Today’s biggest threats to critical infrastructure may come from the digital world. In early May, a ransomware attack on Colonial Pipeline disrupted the distribution of gasoline and jet fuel across the eastern seaboard. Just months before that, it was discovered that threat actors believed to be working with the Russian government gained access to multiple federal agencies by exploiting Solar Winds.
Governments and regulators are taking notice–and taking action. On May 12, the Biden Administration issued a new, and highly-anticipated Executive Order (EO) in response. While its initial impacts will be felt most directly by government contractors, other industries can consider this EO a bellwether to better understand the direction of future regulations and standards.
One topic getting much-needed attention In the EO: supply chain security. Today’s connected device firmware and software applications are patchwork quilts of code from many sources, and third-party code is dominant. Typical device firmware contains only 5-20% first-party code.
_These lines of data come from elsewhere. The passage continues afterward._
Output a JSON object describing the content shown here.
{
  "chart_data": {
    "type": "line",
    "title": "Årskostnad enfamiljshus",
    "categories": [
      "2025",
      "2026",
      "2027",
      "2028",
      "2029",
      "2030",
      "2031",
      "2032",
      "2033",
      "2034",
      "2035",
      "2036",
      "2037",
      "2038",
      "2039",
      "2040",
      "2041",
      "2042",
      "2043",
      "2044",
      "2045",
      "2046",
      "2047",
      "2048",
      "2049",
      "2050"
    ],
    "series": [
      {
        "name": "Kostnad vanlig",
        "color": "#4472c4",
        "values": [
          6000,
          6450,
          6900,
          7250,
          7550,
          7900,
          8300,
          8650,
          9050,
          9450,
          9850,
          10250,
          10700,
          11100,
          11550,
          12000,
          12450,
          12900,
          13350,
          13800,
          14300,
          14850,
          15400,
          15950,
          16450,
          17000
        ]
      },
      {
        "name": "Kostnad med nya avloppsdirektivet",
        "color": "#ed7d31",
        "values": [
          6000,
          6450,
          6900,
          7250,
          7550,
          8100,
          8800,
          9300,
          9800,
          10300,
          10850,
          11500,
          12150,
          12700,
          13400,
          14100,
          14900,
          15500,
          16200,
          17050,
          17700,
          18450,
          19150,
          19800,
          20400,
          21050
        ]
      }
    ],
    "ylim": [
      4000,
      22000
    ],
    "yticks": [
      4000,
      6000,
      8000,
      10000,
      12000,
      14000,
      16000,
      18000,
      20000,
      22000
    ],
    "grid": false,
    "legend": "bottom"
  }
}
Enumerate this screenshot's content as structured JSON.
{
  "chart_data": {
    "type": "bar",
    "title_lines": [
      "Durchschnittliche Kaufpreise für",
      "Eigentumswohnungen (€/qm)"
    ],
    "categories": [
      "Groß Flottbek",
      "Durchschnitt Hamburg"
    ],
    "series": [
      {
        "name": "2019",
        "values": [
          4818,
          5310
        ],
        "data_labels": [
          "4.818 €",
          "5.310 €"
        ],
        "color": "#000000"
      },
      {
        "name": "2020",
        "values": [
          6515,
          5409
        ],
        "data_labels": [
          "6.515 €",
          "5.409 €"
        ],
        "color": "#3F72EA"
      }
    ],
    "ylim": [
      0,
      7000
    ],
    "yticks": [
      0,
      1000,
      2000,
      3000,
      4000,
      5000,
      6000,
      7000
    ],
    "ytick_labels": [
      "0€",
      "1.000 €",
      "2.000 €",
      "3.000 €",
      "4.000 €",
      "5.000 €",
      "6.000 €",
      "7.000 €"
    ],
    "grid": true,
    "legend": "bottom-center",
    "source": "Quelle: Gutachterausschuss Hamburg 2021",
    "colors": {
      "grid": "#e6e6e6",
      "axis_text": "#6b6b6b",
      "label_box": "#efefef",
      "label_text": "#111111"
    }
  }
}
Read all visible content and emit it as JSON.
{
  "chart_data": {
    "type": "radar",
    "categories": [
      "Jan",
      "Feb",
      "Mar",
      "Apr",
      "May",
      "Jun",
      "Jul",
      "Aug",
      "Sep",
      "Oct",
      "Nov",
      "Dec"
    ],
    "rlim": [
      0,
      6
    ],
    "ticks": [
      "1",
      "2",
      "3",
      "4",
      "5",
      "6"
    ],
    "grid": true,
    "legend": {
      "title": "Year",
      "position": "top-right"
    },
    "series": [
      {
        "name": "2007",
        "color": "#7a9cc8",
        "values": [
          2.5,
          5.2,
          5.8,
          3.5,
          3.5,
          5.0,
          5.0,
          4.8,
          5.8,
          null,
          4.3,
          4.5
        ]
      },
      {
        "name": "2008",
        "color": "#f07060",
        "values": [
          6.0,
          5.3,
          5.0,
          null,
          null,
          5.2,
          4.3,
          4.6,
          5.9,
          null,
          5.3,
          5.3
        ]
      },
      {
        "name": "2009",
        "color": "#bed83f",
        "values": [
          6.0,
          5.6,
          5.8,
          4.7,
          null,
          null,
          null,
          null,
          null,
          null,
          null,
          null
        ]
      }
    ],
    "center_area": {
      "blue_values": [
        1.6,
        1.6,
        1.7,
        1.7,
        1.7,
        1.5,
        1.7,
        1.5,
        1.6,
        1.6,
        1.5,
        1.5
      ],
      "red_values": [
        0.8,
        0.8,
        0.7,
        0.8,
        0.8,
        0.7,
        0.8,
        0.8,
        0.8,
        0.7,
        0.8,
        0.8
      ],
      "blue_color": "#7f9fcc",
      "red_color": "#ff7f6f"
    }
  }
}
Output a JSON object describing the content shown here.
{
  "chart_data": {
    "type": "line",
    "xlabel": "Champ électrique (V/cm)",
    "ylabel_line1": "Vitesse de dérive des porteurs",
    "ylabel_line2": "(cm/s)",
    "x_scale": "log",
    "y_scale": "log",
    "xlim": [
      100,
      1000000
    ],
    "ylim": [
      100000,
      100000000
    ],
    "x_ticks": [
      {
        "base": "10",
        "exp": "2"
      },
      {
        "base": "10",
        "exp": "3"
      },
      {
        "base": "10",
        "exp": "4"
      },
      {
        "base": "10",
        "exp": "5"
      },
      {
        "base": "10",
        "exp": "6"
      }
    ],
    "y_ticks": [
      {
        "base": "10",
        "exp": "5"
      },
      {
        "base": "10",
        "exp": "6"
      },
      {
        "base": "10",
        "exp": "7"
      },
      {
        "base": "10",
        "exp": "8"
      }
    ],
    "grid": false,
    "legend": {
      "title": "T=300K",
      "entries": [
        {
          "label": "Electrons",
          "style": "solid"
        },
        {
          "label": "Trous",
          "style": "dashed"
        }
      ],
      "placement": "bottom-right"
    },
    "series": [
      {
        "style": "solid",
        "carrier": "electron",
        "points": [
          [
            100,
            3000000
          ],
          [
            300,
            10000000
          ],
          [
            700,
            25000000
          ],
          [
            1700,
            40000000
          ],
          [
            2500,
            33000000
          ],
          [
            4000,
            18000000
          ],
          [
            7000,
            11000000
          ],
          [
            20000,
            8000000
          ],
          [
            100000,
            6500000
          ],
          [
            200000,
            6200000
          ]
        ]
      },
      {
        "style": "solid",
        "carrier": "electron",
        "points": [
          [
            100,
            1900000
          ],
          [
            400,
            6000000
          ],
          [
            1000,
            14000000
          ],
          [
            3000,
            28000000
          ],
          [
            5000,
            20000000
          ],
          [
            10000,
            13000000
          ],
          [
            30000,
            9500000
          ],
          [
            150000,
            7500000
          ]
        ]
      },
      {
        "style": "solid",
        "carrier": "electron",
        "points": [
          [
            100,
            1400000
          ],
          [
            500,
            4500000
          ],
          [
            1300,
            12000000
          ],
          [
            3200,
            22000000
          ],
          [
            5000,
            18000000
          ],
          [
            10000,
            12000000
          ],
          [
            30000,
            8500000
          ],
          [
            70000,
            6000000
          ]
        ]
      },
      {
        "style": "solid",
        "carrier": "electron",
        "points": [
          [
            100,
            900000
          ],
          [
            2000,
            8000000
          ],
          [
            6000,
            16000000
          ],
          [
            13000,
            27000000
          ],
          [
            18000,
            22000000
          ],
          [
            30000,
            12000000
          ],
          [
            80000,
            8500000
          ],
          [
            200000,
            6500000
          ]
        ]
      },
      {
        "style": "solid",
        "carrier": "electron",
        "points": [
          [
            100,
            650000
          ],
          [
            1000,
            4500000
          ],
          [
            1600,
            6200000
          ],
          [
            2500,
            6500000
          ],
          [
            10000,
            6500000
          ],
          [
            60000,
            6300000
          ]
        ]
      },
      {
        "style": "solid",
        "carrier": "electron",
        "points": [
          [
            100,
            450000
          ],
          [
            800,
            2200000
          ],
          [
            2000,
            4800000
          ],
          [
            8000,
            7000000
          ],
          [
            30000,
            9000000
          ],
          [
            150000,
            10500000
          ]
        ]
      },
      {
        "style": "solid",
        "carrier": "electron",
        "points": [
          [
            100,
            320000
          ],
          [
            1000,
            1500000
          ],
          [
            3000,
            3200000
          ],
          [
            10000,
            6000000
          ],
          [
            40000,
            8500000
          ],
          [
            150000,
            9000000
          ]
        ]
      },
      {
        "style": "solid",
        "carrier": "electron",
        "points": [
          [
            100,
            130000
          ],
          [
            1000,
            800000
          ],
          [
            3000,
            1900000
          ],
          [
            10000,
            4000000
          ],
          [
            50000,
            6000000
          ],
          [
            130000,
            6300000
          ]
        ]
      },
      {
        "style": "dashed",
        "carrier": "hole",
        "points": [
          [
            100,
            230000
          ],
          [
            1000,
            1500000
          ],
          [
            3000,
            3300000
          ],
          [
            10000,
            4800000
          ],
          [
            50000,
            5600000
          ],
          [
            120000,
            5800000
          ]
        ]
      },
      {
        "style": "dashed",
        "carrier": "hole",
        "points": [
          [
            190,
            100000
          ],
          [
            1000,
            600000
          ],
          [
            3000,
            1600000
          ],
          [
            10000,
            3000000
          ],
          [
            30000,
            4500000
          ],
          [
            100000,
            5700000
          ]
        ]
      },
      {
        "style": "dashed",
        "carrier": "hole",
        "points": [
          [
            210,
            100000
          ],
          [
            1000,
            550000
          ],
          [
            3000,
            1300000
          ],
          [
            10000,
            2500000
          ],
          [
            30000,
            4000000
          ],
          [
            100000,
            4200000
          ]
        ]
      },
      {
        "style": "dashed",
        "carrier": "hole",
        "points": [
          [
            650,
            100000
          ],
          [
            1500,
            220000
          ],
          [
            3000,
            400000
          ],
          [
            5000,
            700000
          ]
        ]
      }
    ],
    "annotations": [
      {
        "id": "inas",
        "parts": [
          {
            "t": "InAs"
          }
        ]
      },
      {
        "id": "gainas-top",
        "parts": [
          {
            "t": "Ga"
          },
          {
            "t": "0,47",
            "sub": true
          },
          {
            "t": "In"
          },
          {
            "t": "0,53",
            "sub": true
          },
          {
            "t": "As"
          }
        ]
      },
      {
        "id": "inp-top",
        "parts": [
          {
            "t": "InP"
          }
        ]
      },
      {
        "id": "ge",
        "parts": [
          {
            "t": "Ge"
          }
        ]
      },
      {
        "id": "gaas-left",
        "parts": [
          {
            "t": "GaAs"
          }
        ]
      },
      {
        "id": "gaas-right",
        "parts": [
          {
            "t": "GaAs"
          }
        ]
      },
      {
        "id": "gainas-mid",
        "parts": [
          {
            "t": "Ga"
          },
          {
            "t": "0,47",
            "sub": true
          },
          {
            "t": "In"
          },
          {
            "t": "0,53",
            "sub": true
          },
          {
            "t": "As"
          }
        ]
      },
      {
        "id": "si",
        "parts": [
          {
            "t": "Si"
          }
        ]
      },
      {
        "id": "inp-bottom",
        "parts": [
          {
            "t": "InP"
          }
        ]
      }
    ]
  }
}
The rest is assembled from components–much like a car is assembled from prefabricated components in a factory.
In a car factory, a BoM (Bill of Materials) represents a listing of every component that went into a particular vehicle. The digital equivalent is an SBOM: a Software Bill of Materials, with a comprehensive inventory of all software components in applications or firmware.
President Biden’s EO includes a provision that would require software vendors selling to the federal government to maintain an SBOM — a provision that many in the cybersecurity world anticipated, and advocated for in recent years.
In theory, SBOMs should present a comprehensive look at risk: if we can see which components are utilized, we can determine which vulnerabilities are present in the code and mitigate them before they can be exploited.
Unfortunately, it’s not that simple. Three major issues stand between most organizations and an SBOM they can trust:
Vendor trust & knowledge: SBOMs are typically developed by vendors. This requires an organization to trust the vendor regarding what components they are providing. This can go wrong in two ways: a well-intentioned vendor could provide what they believed was a complete SBOM which was incomplete, or in the worst case, a relationship of trust could be exploited by a malicious vendor or attacker.
SBOM standardization: For an SBOM to empower and inform organizations, it needs to be understandable and comparable. Today’s SBOMs can suffer from inconsistent naming issues due to manual data entry, an inability to indicate when a component is present but has been modified, and formatting issues. For example, not all software and third-party libraries can be expressed in the format of <software component name> <version number>. This is the reason that RIPPLE20 was so hard to detect – there is no strong versioning system for the Treck IP stack, and it could be configured wildly differently based upon the implementation. We see similar issues with poorly ‘versioned’ Linux kernels being modified and configured per endpoint; which makes vulnerability information hard to accurately list.
Supply chain compromise: Even when organizations require an SBOM, attackers can undermine that system by ensuring the compromise happens later in the cycle (e.g. SolarWinds Orion). Even having a complete and accurate SBOM cannot protect against certain supply chain exploits or configuration issues.
Getting more from your SBOM
They may not be perfect, but SBOMs are a viable and important security practice. Just like in the car factory, SBOMs make it easier to identify and trace impacted products when problems are discovered. When a new software vulnerability is disclosed, the SBOM makes it easier to examine networks, devices, and software for its presence.
Even when an SBOM is inaccurate or incomplete, the vast majority will remain true. This means that even imperfect SBOMs can lessen the overall risk by identifying relevant components when security vulnerabilities become known.
However, an incomplete SBOM can give a false sense of security if organizations do not understand its limitations, leaving them open to unanticipated attacks from devices they believed to be secure.
Here’s the good news: we don’t have to accept SBOMs with flaws.
The key to getting the most out of SBOMs lies in making their production scalable, automated, and machine-readable. If an SBOM is created through a manual process, it is almost certainly subject to errors. It’s far easier to trust an SBOM when it was produced automatically by a third party using widely accepted tools.
In a perfect world, companies would not only provide one SBOM: their customers would demand a new one for each update, created by a trusted third party. More robust tooling could be used by manufacturers, as well as customers and end-users, to discover vulnerabilities throughout the supply chain For embedded systems and critical infrastructure, tooling that is purpose-built for firmware analysis is required, as existing AppSec tooling is incompatible with these systems.
A complete and accurate SBOM is just a list of components, a little like a grocery list: the list itself matters far less than what you do with it. If you have no processes to ingest and operationalize the information, its impact on your security profile will be minimal. The true value of an SBOM can only be realized in an organization committed to taking action to identify and remediate vulnerabilities discovered using the SBOM.
SBOMs help organizations take an important step toward visibility – and, as the cybersecurity adage goes, “you can’t protect what you can’t see.” Taking the next steps will require digging into how your vendors’ SBOMs are created, how deep they go, and how to automate SBOM production and analyze software and firmware at each stage of the development lifecycle as devices are readied for market.